На крутом берегу Дуняшкиной заводи стали валить сосны, расчищая место для стройки охотничьего домика, конторы и служб охотхозяйства, по деревням объявили, что принимаются по высокой цене дворовые утки и гуси. Этих птиц должны были выпустить на озеро. Они происходят от диких отцов, сухи и подбористы, им легко скинуть лишний жирок и овладеть полетом. Уверенный, что его позовут работать егерем в охотхозяйстве, Анатолий Иванович торопился закончить домашние дела — перестлать тесовую крышу избы, сколотить закуток для боровка — и, как сейчас выяснилось, опоздал со своими утками.
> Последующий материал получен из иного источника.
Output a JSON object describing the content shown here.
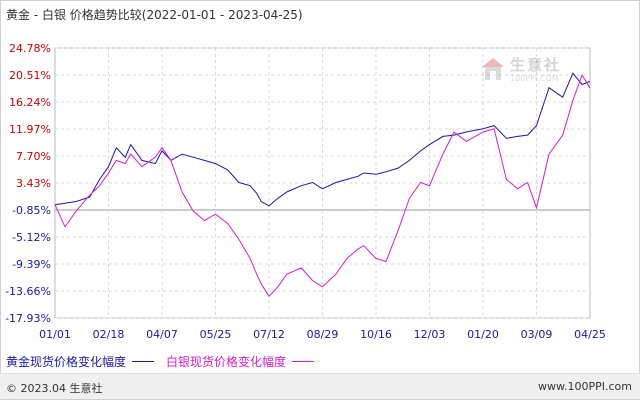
{
  "title": {
    "main": "黄金 - 白银 价格趋势比较",
    "range": "(2022-01-01 - 2023-04-25)"
  },
  "watermark": {
    "name": "生意社",
    "url": "100PPI.COM"
  },
  "footer": {
    "left": "© 2023.04 生意社",
    "right": "www.100PPI.com"
  },
  "colors": {
    "gold": "#1a1aa6",
    "silver": "#d21fcf",
    "ytick_positive": "#cc0000",
    "ytick_negative": "#1a1aa6",
    "grid": "#d9d9d9",
    "zero_line": "#999999"
  },
  "chart_data": {
    "type": "line",
    "title": "黄金 - 白银 价格趋势比较(2022-01-01 - 2023-04-25)",
    "xlabel": "",
    "ylabel": "",
    "x_tick_labels": [
      "01/01",
      "02/18",
      "04/07",
      "05/25",
      "07/12",
      "08/29",
      "10/16",
      "12/03",
      "01/20",
      "03/09",
      "04/25"
    ],
    "y_tick_labels": [
      "24.78%",
      "20.51%",
      "16.24%",
      "11.97%",
      "7.70%",
      "3.43%",
      "-0.85%",
      "-5.12%",
      "-9.39%",
      "-13.66%",
      "-17.93%"
    ],
    "ylim": [
      -17.93,
      24.78
    ],
    "grid": true,
    "legend_position": "bottom-left",
    "series": [
      {
        "name": "黄金现货价格变化幅度",
        "x": [
          "01/01",
          "01/20",
          "02/01",
          "02/10",
          "02/18",
          "02/25",
          "03/05",
          "03/10",
          "03/20",
          "04/01",
          "04/07",
          "04/15",
          "04/25",
          "05/05",
          "05/15",
          "05/25",
          "06/05",
          "06/15",
          "06/25",
          "07/01",
          "07/05",
          "07/12",
          "07/20",
          "07/28",
          "08/10",
          "08/20",
          "08/29",
          "09/10",
          "09/20",
          "09/30",
          "10/05",
          "10/16",
          "10/25",
          "11/05",
          "11/15",
          "11/25",
          "12/03",
          "12/15",
          "12/25",
          "01/05",
          "01/20",
          "01/30",
          "02/10",
          "02/20",
          "03/01",
          "03/09",
          "03/20",
          "04/01",
          "04/10",
          "04/18",
          "04/25"
        ],
        "values": [
          0.0,
          0.5,
          1.2,
          4.0,
          6.0,
          9.0,
          7.5,
          9.5,
          7.0,
          6.5,
          8.5,
          7.0,
          8.0,
          7.5,
          7.0,
          6.5,
          5.5,
          3.5,
          3.0,
          1.8,
          0.5,
          -0.2,
          1.0,
          2.0,
          3.0,
          3.5,
          2.5,
          3.5,
          4.0,
          4.5,
          5.0,
          4.8,
          5.2,
          5.8,
          7.0,
          8.5,
          9.5,
          10.8,
          11.0,
          11.5,
          12.0,
          12.5,
          10.5,
          10.8,
          11.0,
          12.5,
          18.5,
          17.0,
          20.8,
          19.0,
          19.5
        ]
      },
      {
        "name": "白银现货价格变化幅度",
        "x": [
          "01/01",
          "01/10",
          "01/20",
          "02/01",
          "02/10",
          "02/18",
          "02/25",
          "03/05",
          "03/10",
          "03/20",
          "04/01",
          "04/07",
          "04/15",
          "04/25",
          "05/05",
          "05/15",
          "05/25",
          "06/05",
          "06/15",
          "06/25",
          "07/01",
          "07/05",
          "07/12",
          "07/20",
          "07/28",
          "08/10",
          "08/20",
          "08/29",
          "09/10",
          "09/20",
          "09/30",
          "10/05",
          "10/16",
          "10/25",
          "11/05",
          "11/15",
          "11/25",
          "12/03",
          "12/15",
          "12/25",
          "01/05",
          "01/20",
          "01/30",
          "02/10",
          "02/20",
          "03/01",
          "03/09",
          "03/20",
          "04/01",
          "04/10",
          "04/18",
          "04/25"
        ],
        "values": [
          0.0,
          -3.5,
          -1.0,
          1.5,
          3.0,
          5.0,
          7.0,
          6.5,
          8.0,
          6.0,
          7.5,
          9.0,
          7.0,
          2.0,
          -1.0,
          -2.5,
          -1.5,
          -3.0,
          -5.5,
          -8.5,
          -11.0,
          -12.5,
          -14.5,
          -13.0,
          -11.0,
          -10.0,
          -12.0,
          -13.0,
          -11.0,
          -8.5,
          -7.0,
          -6.5,
          -8.5,
          -9.0,
          -4.0,
          1.0,
          3.5,
          3.0,
          8.0,
          11.5,
          10.0,
          11.5,
          12.0,
          4.0,
          2.5,
          3.5,
          -0.5,
          8.0,
          11.0,
          16.5,
          20.5,
          18.5
        ]
      }
    ]
  }
}
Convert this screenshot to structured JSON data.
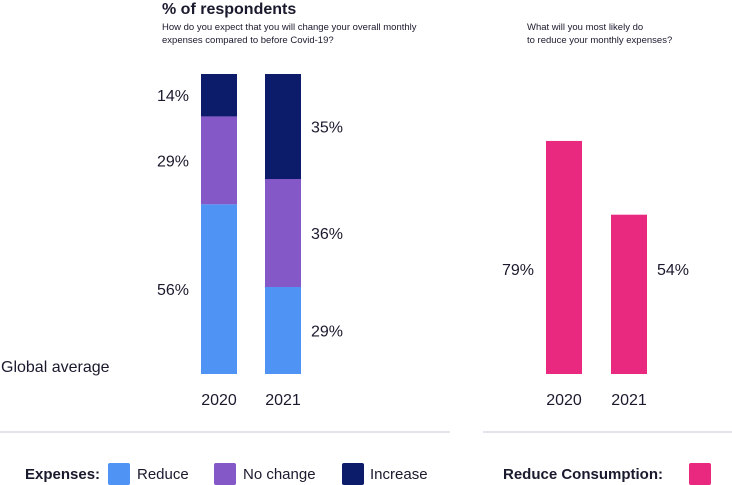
{
  "title": "% of respondents",
  "row_label": "Global average",
  "colors": {
    "reduce": "#4f93f4",
    "no_change": "#8458c6",
    "increase": "#0d1b6b",
    "reduce_consumption": "#e8297f",
    "divider": "#c9cbd9"
  },
  "legend": {
    "expenses_label": "Expenses:",
    "consumption_label": "Reduce Consumption:",
    "items": [
      {
        "name": "Reduce",
        "color": "#4f93f4"
      },
      {
        "name": "No change",
        "color": "#8458c6"
      },
      {
        "name": "Increase",
        "color": "#0d1b6b"
      }
    ]
  },
  "chart_data": [
    {
      "type": "bar",
      "stacked": true,
      "subtitle": "How do you expect that you will change your overall monthly expenses compared to before Covid-19?",
      "categories": [
        "2020",
        "2021"
      ],
      "series": [
        {
          "name": "Reduce",
          "values": [
            56,
            29
          ],
          "labels": [
            "56%",
            "29%"
          ]
        },
        {
          "name": "No change",
          "values": [
            29,
            36
          ],
          "labels": [
            "29%",
            "36%"
          ]
        },
        {
          "name": "Increase",
          "values": [
            14,
            35
          ],
          "labels": [
            "14%",
            "35%"
          ]
        }
      ],
      "ylim": [
        0,
        100
      ],
      "grid": false
    },
    {
      "type": "bar",
      "subtitle": "What will you most likely do to reduce your monthly expenses?",
      "categories": [
        "2020",
        "2021"
      ],
      "series": [
        {
          "name": "Reduce Consumption",
          "values": [
            79,
            54
          ],
          "labels": [
            "79%",
            "54%"
          ]
        }
      ],
      "ylim": [
        0,
        100
      ],
      "grid": false
    }
  ]
}
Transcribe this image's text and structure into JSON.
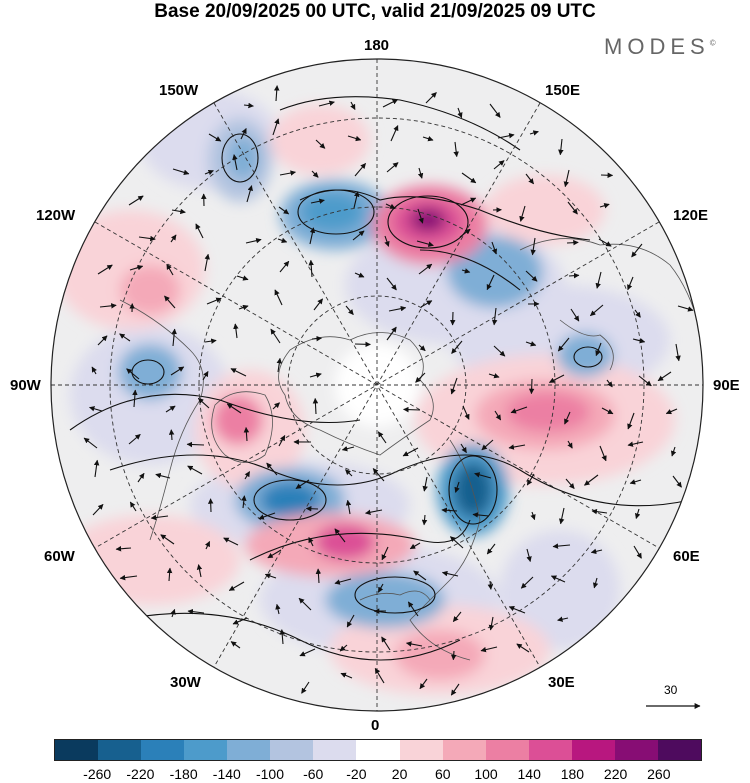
{
  "title": "Base 20/09/2025 00 UTC, valid 21/09/2025 09 UTC",
  "brand": "MODES",
  "brand_mark": "©",
  "meridian_labels": {
    "top": "180",
    "bottom": "0",
    "left": "90W",
    "right": "90E",
    "w150": "150W",
    "e150": "150E",
    "w120": "120W",
    "e120": "120E",
    "w60": "60W",
    "e60": "60E",
    "w30": "30W",
    "e30": "30E"
  },
  "reference_vector": "30",
  "colorbar": {
    "colors": [
      "#0a3a5e",
      "#17608f",
      "#2b80b9",
      "#4d9bcb",
      "#7faed6",
      "#b3c4e0",
      "#dcdcee",
      "#ffffff",
      "#f9d3d8",
      "#f4a9b8",
      "#ec7fa3",
      "#dc4f96",
      "#b8177f",
      "#870d74",
      "#4e0b5e"
    ],
    "ticks": [
      "-260",
      "-220",
      "-180",
      "-140",
      "-100",
      "-60",
      "-20",
      "20",
      "60",
      "100",
      "140",
      "180",
      "220",
      "260"
    ]
  }
}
Он, конечно, хотел получить за них деньги, но раз нет, так нет, не тащить же их обратно… Но Буренков иначе истолковал его намерения. И все же не столько подозрение в корыстном расчете смутило Анатолия Ивановича, сколько то, что Буренков, похоже, вовсе не собирался приглашать его на работу. Оттого и покраснел всем бледноватым, веснушчатым лицом, шеей, треугольником груди в распахнутом вороте гимнастерки.
А начальник охотхозяйства лишний раз убедился в своей проницательности. Человек бесталанный, бесстрастный, но жадно преданный вещественным благам жизни, он всегда подозревал в людях корысть и видел в этом свою силу. Все прочие человеческие побуждения он считал маскировкой, обманом, лицемерием. К тому же охотник, стоящий сейчас перед ним, был ему безотчетно неприятен. Если бы он сделал над собой усилие и перевел в слова смутный образ своей неприязни, то получилось бы примерно следующее: я слышал о тебе как о самом умелом охотнике и лучшем здешнем егере, мне уже это не нравится, не люблю лучших. Ты потерял на войне ногу, это большое несчастье, оно резко ограничивает возможности человека, но ты с этим не посчитался и даже переплюнул тех, у кого две ноги, значит, ты из этих… беспокойных, которым всегда надо выше головы прыгнуть. Не люблю… А может, молва тебя из жалости так разукрасила? К убогим и калечным люди всегда снисходительны. Эта последняя, защитная мысль навсегда стала рабочей предпосылкой Буренкова в отношении Анатолия Ивановича.